I am giving you my version of the story of the legend called Ba Ayaba. This is the answer to a request made by Dr Sema Fofung on this forum I must start by dissipating the fact that to the best of my knowledge Ba Ayaba never entered the Police Force. However his story is legendary but he is and was not a legend. He lived in Bali and his compound is still in Bali, just before one gets to Doh Bangu’s compound on the left.His great grand children carry his name. I went to primary school in Bali with Babila Ayaba, one of his great grand sons.
This episode on his life centers on a word. RAM. The Chambers 20TH Century Dictionary defines the ram as a male sheep, a tup. Three lines away there is another definition; a water ram or a hydraulic ram.
Thus goes the story. When Dr Zintgraft [ in Bali he was and is still called Docta Singri ] arrived and was accepted [another story] by the Fon of Bali,he settled in the Palace and stroke a military alliance with the people. Bali became the de facto capital of the Grassfields. And the well trained local soldiers started to flex their muscles and look more a field. But they could not speak German except for an enterprising young man who had mastered in a short time many german words and sentences. He was at the same time a cook, house boy, mail runner and finally interpreter. His name was Ayaba.
Before long anybody who wanted to communicate with the whites had to pass by him.Consequently when the Germans started to explore the North west and West Provinbces he was part and parcel of the expedition. He had an added advantage as he could dabble many local dialects. He is responsible for the Ba [the people of] that we find infront of the names of many towns. Each time they arrived a place they turned to him for the name . The locals will say for example, Nde, Tibo, Mufut, Foussam, Ngante,Forchu,Nwa
and Ayaba will say Bande , Batibo, Bafut, Bafoussam,Bangangte,Baforchu,Bannwa
Once you see Ba before the name of any town then know that Ayaba had been there.

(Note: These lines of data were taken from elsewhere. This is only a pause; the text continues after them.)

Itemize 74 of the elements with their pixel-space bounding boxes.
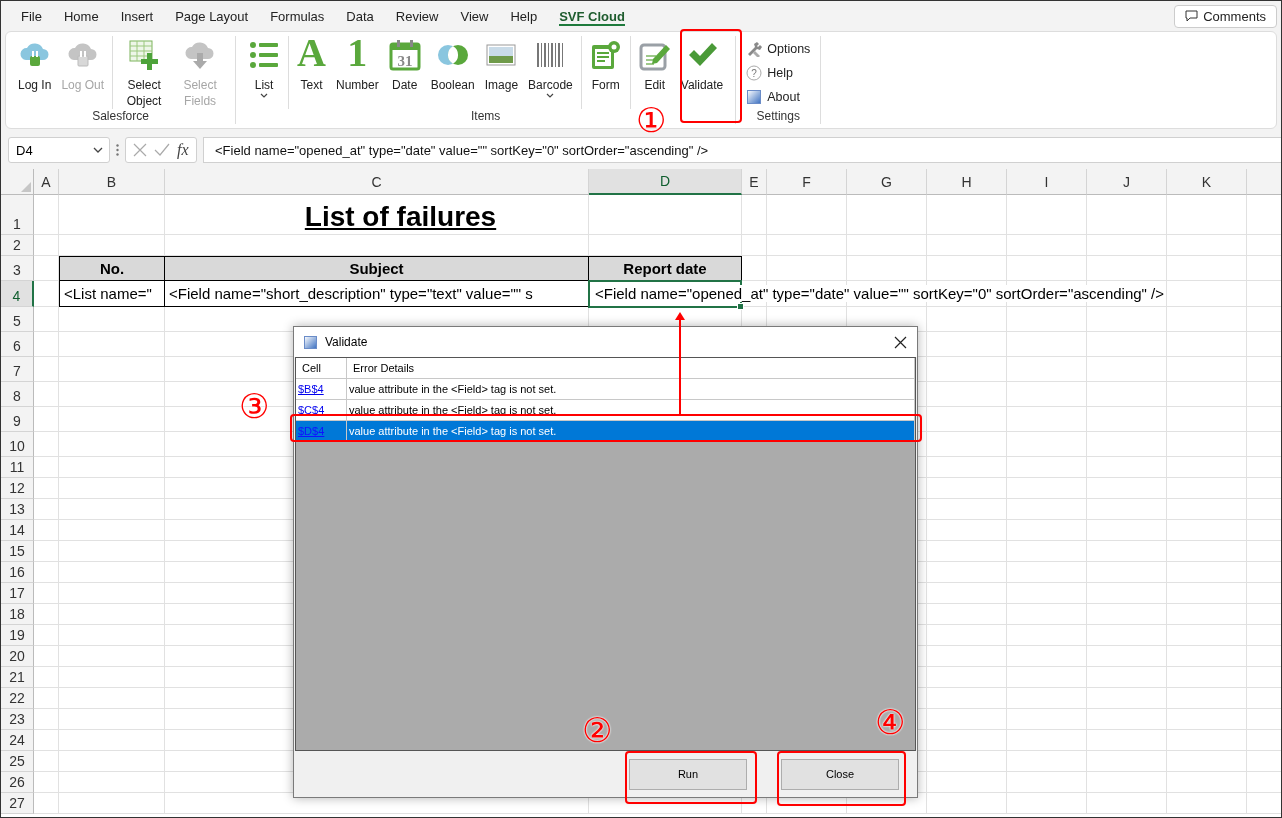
barcode-button[interactable]: Barcode: [523, 36, 578, 109]
text-button[interactable]: A Text: [292, 36, 331, 109]
close-button[interactable]: [894, 335, 907, 349]
help-button[interactable]: ? Help: [743, 63, 814, 83]
step-number: ①: [636, 102, 667, 138]
menu-tab[interactable]: Review: [384, 1, 450, 31]
menu-tab[interactable]: Page Layout: [164, 1, 260, 31]
menu-tab[interactable]: SVF Cloud: [548, 1, 636, 31]
table-cell: <Field name="short_description" type="text" value="" s: [165, 281, 589, 307]
menu-tab[interactable]: Help: [499, 1, 549, 31]
column-heading: Report date: [589, 256, 742, 281]
column-header[interactable]: Error Details: [347, 358, 915, 378]
group-label: Items: [471, 109, 501, 123]
group-label: Salesforce: [92, 109, 149, 123]
question-circle-icon: ?: [746, 65, 763, 81]
step-number: ④: [875, 704, 906, 740]
run-button[interactable]: Run: [629, 758, 747, 790]
close-dialog-button[interactable]: Close: [781, 758, 899, 790]
boolean-button[interactable]: Boolean: [425, 36, 480, 109]
list-icon: [248, 39, 281, 71]
menu-tab[interactable]: Data: [335, 1, 385, 31]
menu-tab[interactable]: Home: [52, 1, 110, 31]
log-in-button[interactable]: Log In: [13, 36, 57, 109]
menu-tab[interactable]: File: [10, 1, 53, 31]
number-button[interactable]: 1 Number: [330, 36, 384, 109]
column-header[interactable]: D: [589, 169, 742, 195]
select-object-button[interactable]: Select Object: [116, 36, 173, 109]
error-details: value attribute in the <Field> tag is not set.: [349, 383, 557, 395]
date-button[interactable]: 31 Date: [383, 36, 426, 109]
form-gear-icon: [589, 39, 622, 71]
column-heading: No.: [59, 256, 165, 281]
menu-tab[interactable]: Insert: [109, 1, 165, 31]
formula-field[interactable]: <Field name="opened_at" type="date" value="" sortKey="0" sortOrder="ascending" />: [203, 137, 1281, 163]
cell-reference: D4: [16, 142, 33, 158]
image-button[interactable]: Image: [479, 36, 524, 109]
menu-tab[interactable]: Formulas: [259, 1, 336, 31]
menu-tab[interactable]: View: [449, 1, 500, 31]
about-button[interactable]: About: [743, 87, 814, 107]
window-icon: [304, 335, 317, 349]
step-number: ②: [582, 712, 613, 748]
letter-icon: A: [297, 35, 326, 71]
sheet-title: List of failures: [304, 200, 497, 234]
select-all-icon: [21, 182, 31, 192]
validate-button[interactable]: Validate: [675, 36, 729, 109]
group-label: Settings: [756, 109, 800, 123]
name-box[interactable]: D4: [8, 137, 110, 163]
calendar-icon: 31: [388, 39, 421, 71]
caret-icon: [93, 147, 103, 153]
table-cell: <Field name="opened_at" type="date" value="" sortKey="0" sortOrder="ascending" />: [594, 285, 1165, 302]
comments-button[interactable]: Comments: [1174, 4, 1277, 28]
close-icon: [894, 335, 907, 349]
vertical-dots-icon: [116, 144, 119, 156]
cancel-icon: [133, 143, 148, 157]
column-header[interactable]: Cell: [296, 358, 347, 378]
error-row[interactable]: $B$4 value attribute in the <Field> tag is not set.: [296, 379, 915, 400]
column-heading: Subject: [165, 256, 589, 281]
error-details: value attribute in the <Field> tag is not set.: [349, 425, 557, 437]
form-button[interactable]: Form: [584, 36, 627, 109]
list-button[interactable]: List: [243, 36, 286, 109]
row-header[interactable]: 4: [1, 281, 34, 307]
function-icon[interactable]: fx: [177, 141, 189, 159]
check-icon: [154, 143, 171, 157]
tools-icon: [746, 41, 763, 57]
table-cell: <List name=": [59, 281, 165, 307]
gradient-square-icon: [746, 89, 763, 105]
table-plus-icon: [128, 39, 161, 71]
speech-bubble-icon: [1185, 10, 1199, 22]
error-row[interactable]: $D$4 value attribute in the <Field> tag is not set.: [296, 421, 915, 442]
digit-icon: 1: [347, 35, 368, 71]
step-number: ③: [239, 388, 270, 424]
cell-link[interactable]: $B$4: [298, 383, 324, 395]
options-button[interactable]: Options: [743, 39, 814, 59]
cell-link[interactable]: $C$4: [298, 404, 325, 416]
dialog-title: Validate: [325, 335, 369, 349]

It so happened that Ayaba and his masters went on a colonial visit to NSO==BANSO and after a very hectic reception HRH the Fon requested that they in Banso will like to have water rams built in some strategic places in the town as was the case in Bali. Water rams were found in Tih, Djam Djam, Mbad Mandate, Njenka Intelligent, Sang and Boh Bangu.
In Bali the rams were simply called PUMPs.Ayaba therefore never related the word ram to water.But since the Fon had made alusions to water he immediately cooked up a translation. In translating the reply to the Fon and his people he added that their request had been granted on condition that rams [male sheep] were given to the white man.
At 5am the next day the Officer woke up to the sound of sheep .As he looked through the window there was a sea of sheep. He rushed to Ayaba for an explanation. Ayaba said they were the Fon’s sheep and that he was going to give orders for them to be removed.. Ayaba duely thanked the Fon on behalf of his master and said his master had counted all of the sheep in the night.He then instructed that they should be kept on palace grounds. Two should be sent by a messenger every Friday to the station in Bamenda.
The rams were built in Banso. For many months two sheep were brought to the station from Banso. As soon as the messenger left Ayaba’s brothers who were waiting will take the booty to Bali.
Before long he had a good quantity of sheep in his compound. The Fon got to know and he became the appointed supplier of sheep to the Palace for ceremonial purposes. And that is how he became knighted by the Fon.
Ayaba became such a house hold name to a point that in gatherings one person will throw,
Who say? D.O. say!
Who say? Ayaba say!
As to the question on how and why a Hotel and a Hill were named after him , much had been said and written.